Early Literacy Skills – Preparing Children for Reading

August 10, 2021 by admin

Parents play a significant role in developing your child’s language and communication. Since the early years are the most crucial years for brain development, the quality of your child’s experiences will contribute immensely to their language development and success in life. While parents and teachers may think that kindergarten children can wait later to be introduced to books, many studies show that these early literacy skills have a strong correlation to children’s success in school and beyond.

What exactly are early literacy skills? How do we know if kindergarten children can really understand and be engaged when reading? Early literacy skills refer to the knowledge of being able to read and write and there are five skills to focus on before school:

Conversation
Your child’s ability to speak and understand language will help them understand their world. Starting by singing rhymes and imitating the sounds when your baby, you can extend that by making sounds and repeating the words when they say the sound, then transitioning into sight words and phonics. As children get older, ask them questions on their environment, such as “who is that?” while pointing to them on a mirror and things that they use or characters in picture books, for example, “how do you think the bears feel when they find someone one their bed?” and extend into open-ended questions. You can build on these conversations and focus on back-and-forth interactions to provide them with opportunities to learn to ask questions, take turns in an interaction and build confidence to communicate. Remember to observe, wait and listen for your child’s cues. Facial gestures or expressions can be a great indicator and give some time for your child to start the conversation. Don’t be disappointed if your child response in sounds, but treat these sounds, looks or gestures as their “turn” in the interaction.

Vocabulary
The more words your child knows, the easier it is for your child to understand and learn what is said in school and at home. Besides continuing to have conversations with child, have your child pick a book and read aloud until they are ready to read on their own. Visual and repetitive books can consolidate their vocabulary because of their predictability and ability to interact. You can always change it up with book genres, or simplify the story, and use props or games to act out characters in the book. When reading, emphasize key words by slowing down, repeating or showing a picture of the word, and expand your child’s language by extending on what they say. For example, if your child says, “here’s a cow!”, you can respond with “Yes, here’s a cow walking on the farm.”  Elaborating on your child’s sentences show them how to produce longer sentences, and you can transition to talking and reading about imaginary things, such as castles, heroes and pirates, where they have to think about these topics. Discuss with your child on predicting what will happen (what happen to the dogs after?), compare and contrast (what is different between a dog and a cat?) and make connections (remember when you saw your friend’s cat?) to encourage them to think, imagine and explore.

Story Comprehension
If children only know sounds but not understand the story, they won’t be able to enjoy the joy of reading.
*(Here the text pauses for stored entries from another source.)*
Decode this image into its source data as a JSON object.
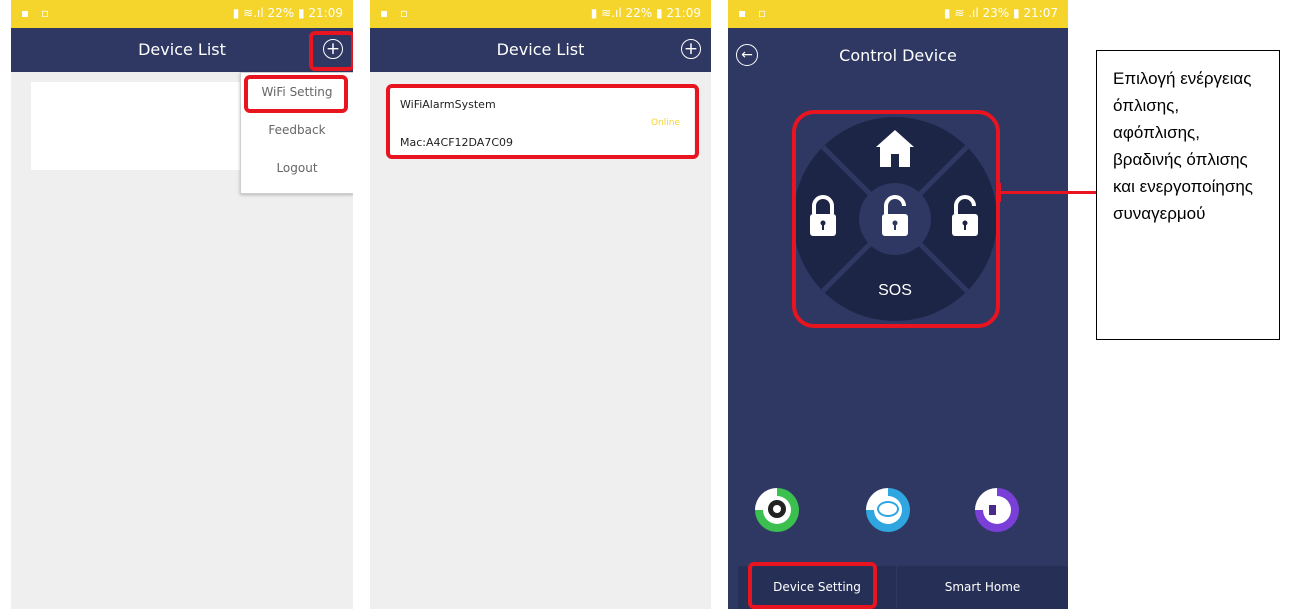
{
  "status_bar": {
    "left_icons": "▪ ▫",
    "phone1_right": "▮ ≋.ıl 22% ▮ 21:09",
    "phone2_right": "▮ ≋.ıl 22% ▮ 21:09",
    "phone3_right": "▮ ≋ .ıl 23% ▮ 21:07"
  },
  "phone1": {
    "title": "Device List",
    "add_icon": "+",
    "menu": [
      "WiFi Setting",
      "Feedback",
      "Logout"
    ]
  },
  "phone2": {
    "title": "Device List",
    "add_icon": "+",
    "device": {
      "name": "WiFiAlarmSystem",
      "status": "Online",
      "mac": "Mac:A4CF12DA7C09"
    }
  },
  "phone3": {
    "title": "Control Device",
    "back_icon": "←",
    "home_icon": "house-icon",
    "sos_label": "SOS",
    "bottom_icons": [
      "camera-icon",
      "chat-icon",
      "speaker-icon"
    ],
    "tabs": [
      "Device Setting",
      "Smart Home"
    ]
  },
  "callout": {
    "text": "Επιλογή ενέργειας όπλισης, αφόπλισης, βραδινής όπλισης και ενεργοποίησης συναγερμού"
  },
  "colors": {
    "status_yellow": "#f5d42b",
    "navy": "#2e3862",
    "highlight_red": "#e8141f",
    "online_yellow": "#f5d42b"
  }
}
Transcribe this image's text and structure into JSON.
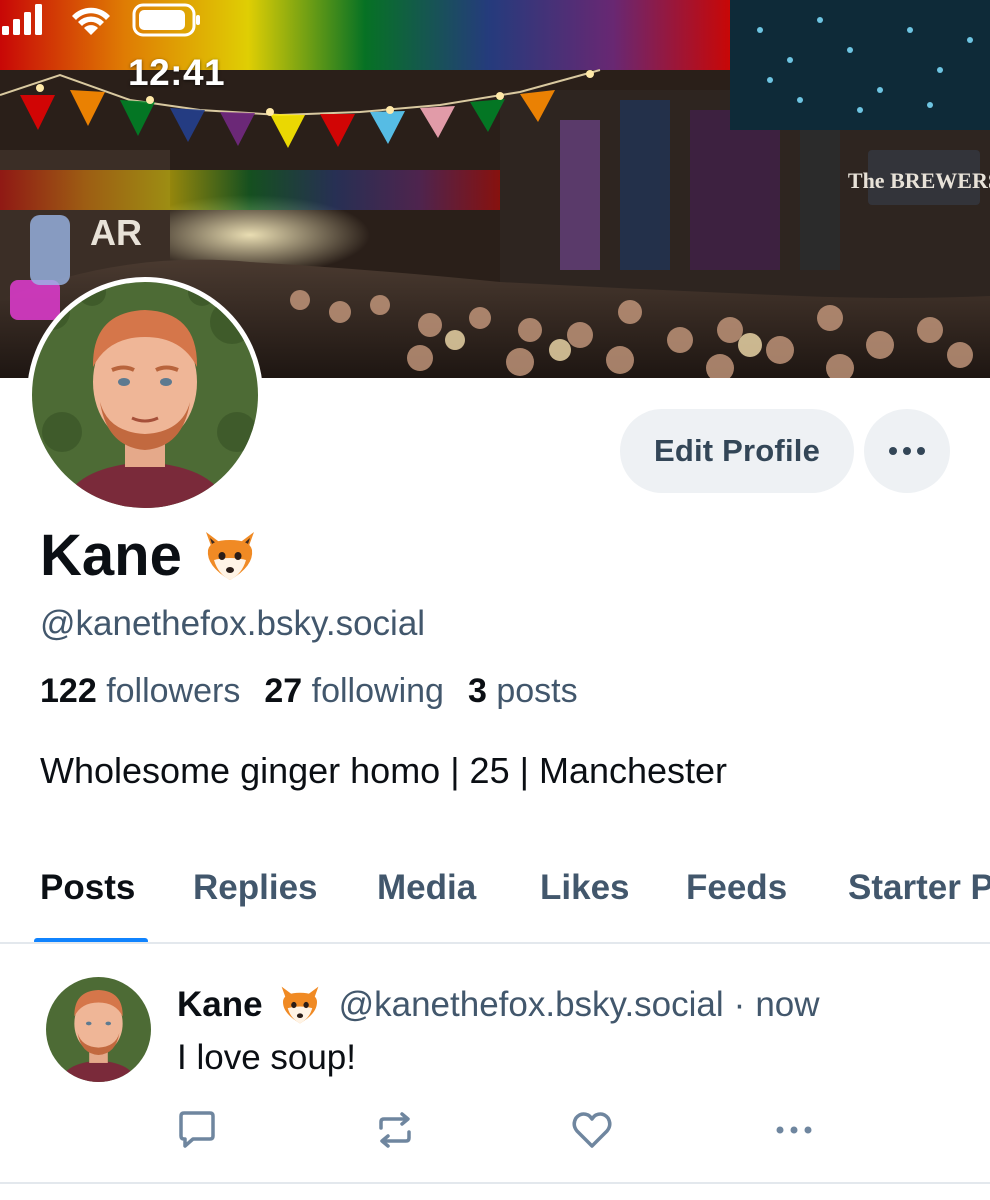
{
  "status_bar": {
    "time": "12:41"
  },
  "banner": {
    "sign_text": "The BREWERS",
    "bar_text": "AR"
  },
  "profile": {
    "display_name": "Kane",
    "handle": "@kanethefox.bsky.social",
    "bio": "Wholesome ginger homo | 25 | Manchester",
    "stats": {
      "followers_count": "122",
      "followers_label": "followers",
      "following_count": "27",
      "following_label": "following",
      "posts_count": "3",
      "posts_label": "posts"
    }
  },
  "actions": {
    "edit_label": "Edit Profile",
    "more_label": "•••"
  },
  "tabs": [
    {
      "label": "Posts",
      "active": true
    },
    {
      "label": "Replies"
    },
    {
      "label": "Media"
    },
    {
      "label": "Likes"
    },
    {
      "label": "Feeds"
    },
    {
      "label": "Starter Packs"
    }
  ],
  "post": {
    "author": "Kane",
    "handle": "@kanethefox.bsky.social",
    "separator": "·",
    "time": "now",
    "text": "I love soup!"
  },
  "icons": [
    "signal-icon",
    "wifi-icon",
    "battery-icon",
    "fox-emoji-icon",
    "reply-icon",
    "repost-icon",
    "like-icon",
    "more-icon"
  ],
  "colors": {
    "accent": "#1083fe",
    "muted_text": "#42576c",
    "button_bg": "#eef1f4",
    "text": "#0b0f14"
  }
}
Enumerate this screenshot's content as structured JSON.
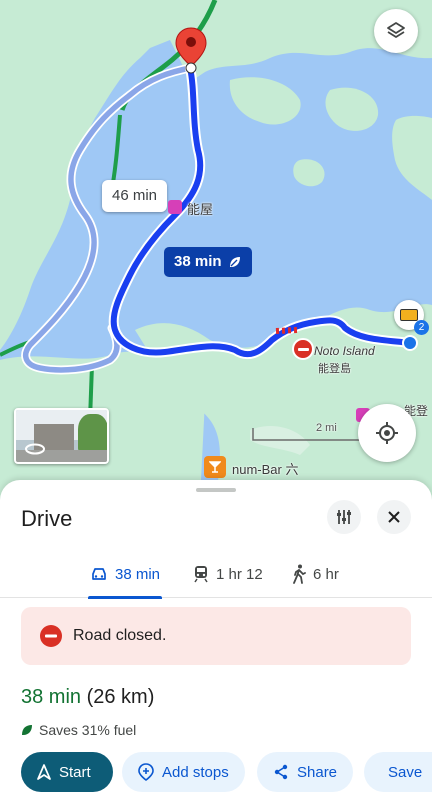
{
  "map": {
    "alt_route_time": "46 min",
    "main_route_time": "38 min",
    "label_noya": "能屋",
    "label_noto_island": "Noto Island",
    "label_noto_jp": "能登島",
    "label_noto_right": "能登",
    "label_scale": "2 mi",
    "label_bar": "num-Bar 六",
    "vehicle_badge": "2",
    "layers_icon": "layers-icon",
    "locate_icon": "my-location-icon"
  },
  "sheet": {
    "title": "Drive",
    "tabs": [
      {
        "label": "38 min",
        "icon": "car-icon",
        "active": true
      },
      {
        "label": "1 hr 12",
        "icon": "train-icon",
        "active": false
      },
      {
        "label": "6 hr",
        "icon": "walk-icon",
        "active": false
      }
    ],
    "alert": "Road closed.",
    "duration": "38 min",
    "distance": "(26 km)",
    "fuel_note": "Saves 31% fuel",
    "actions": {
      "start": "Start",
      "add_stops": "Add stops",
      "share": "Share",
      "save": "Save"
    }
  },
  "colors": {
    "route": "#1a3ff0",
    "route_alt": "#8aa6e8",
    "water": "#9fc8f5",
    "land": "#c6ebd4",
    "start_button": "#0d5c77",
    "duration_green": "#137333"
  }
}
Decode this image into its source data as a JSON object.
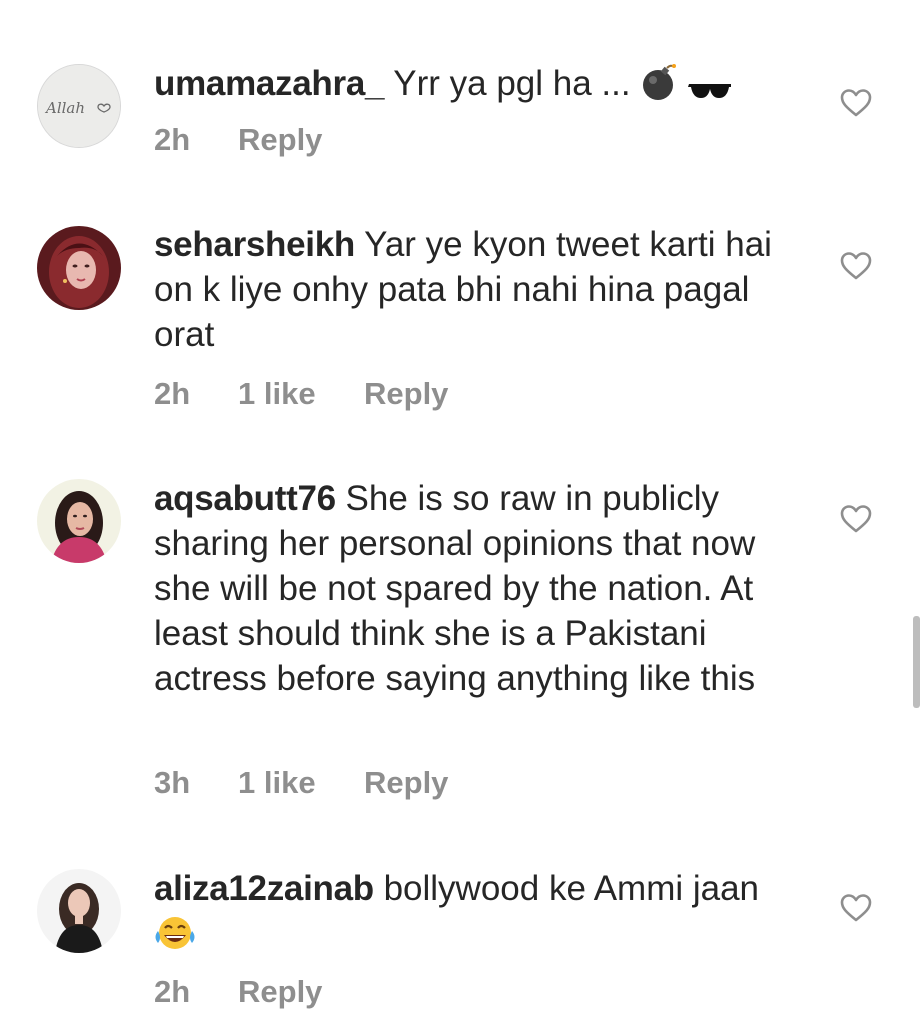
{
  "comments": [
    {
      "username": "umamazahra_",
      "text": "Yrr ya pgl ha ...",
      "time": "2h",
      "likes": "",
      "reply": "Reply",
      "avatar_text": "Allah"
    },
    {
      "username": "seharsheikh",
      "text": "Yar ye kyon tweet karti hai on k liye onhy pata bhi nahi hina pagal orat",
      "time": "2h",
      "likes": "1 like",
      "reply": "Reply"
    },
    {
      "username": "aqsabutt76",
      "text": "She is so raw in publicly sharing her personal opinions that now she will be not spared by the nation. At least should think she is a Pakistani actress before saying anything like this",
      "time": "3h",
      "likes": "1 like",
      "reply": "Reply"
    },
    {
      "username": "aliza12zainab",
      "text": "bollywood ke Ammi jaan",
      "time": "2h",
      "likes": "",
      "reply": "Reply"
    }
  ],
  "colors": {
    "text": "#262626",
    "meta": "#8e8e8e",
    "icon": "#8e8e8e"
  },
  "icons": [
    "heart-outline-icon",
    "bomb-emoji",
    "sunglasses-emoji",
    "tears-of-joy-emoji"
  ]
}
When reading on short passages, make connections to their environment by showing them the items that are mentioned in the book, and have your child find out what is important in the story, such as the main characters or describe the changes in characters. While reading, guide your child to find clues in the story. For example, if a dog that is jumping and happy in the book is suddenly laying down and sad, we can assume that it may be sick. Help your child identify these clues and have them guess what is happening. Creating experiences to bring the stories to life will also consolidate their understanding and develop their imagination. Talk to your child and have them describe the scene in their own words and encourage them to draw or act out their idea of the scene. If your child like to pretend play by imitating adults’ actions or pretend with less familiar actions, such as being a firefighter or walking on clouds, encourage by taking turns and getting into it.


Knowledge on Words
When your child can say simple words and sentences, be sure to guide them on how printed word works. Although children see print in various forms, such as books, magazines and signs, introduce them how words work, for example, how different letters function together through word games such as sandpaper letters and scrabble. Engage your child when reading by assigning tasks such as holding paper and book correctly and introduce them to the order of reading books (read from left to right and turn pages correctly). If you see your child scribbling or drawing, that is a good sign that they are curious, and understand that words have meaning. You can expand it by helping them make signs and make their own book.

Sound Awareness
Sound awareness is the ability to hear and identify sounds in spoken word. Children who have strong sound awareness understand rhymes, syllables and that sounds can be broken down or blended into other words. You can expose and point out rhymes to children while reading and have them make their own rhymes when ready. Clapping to the number of syllables, for example one for dog and two for kennel will let them understand that number of syllables make up a word. Once your child is more familiar with sounds, you can help them make words by pronouncing sounds and blending them to make words, for example, sh..eep is sheep. To make sound awareness fun, you can have children find the beginning and end sounds of a word, practice syllables with building blocks and try making your own words!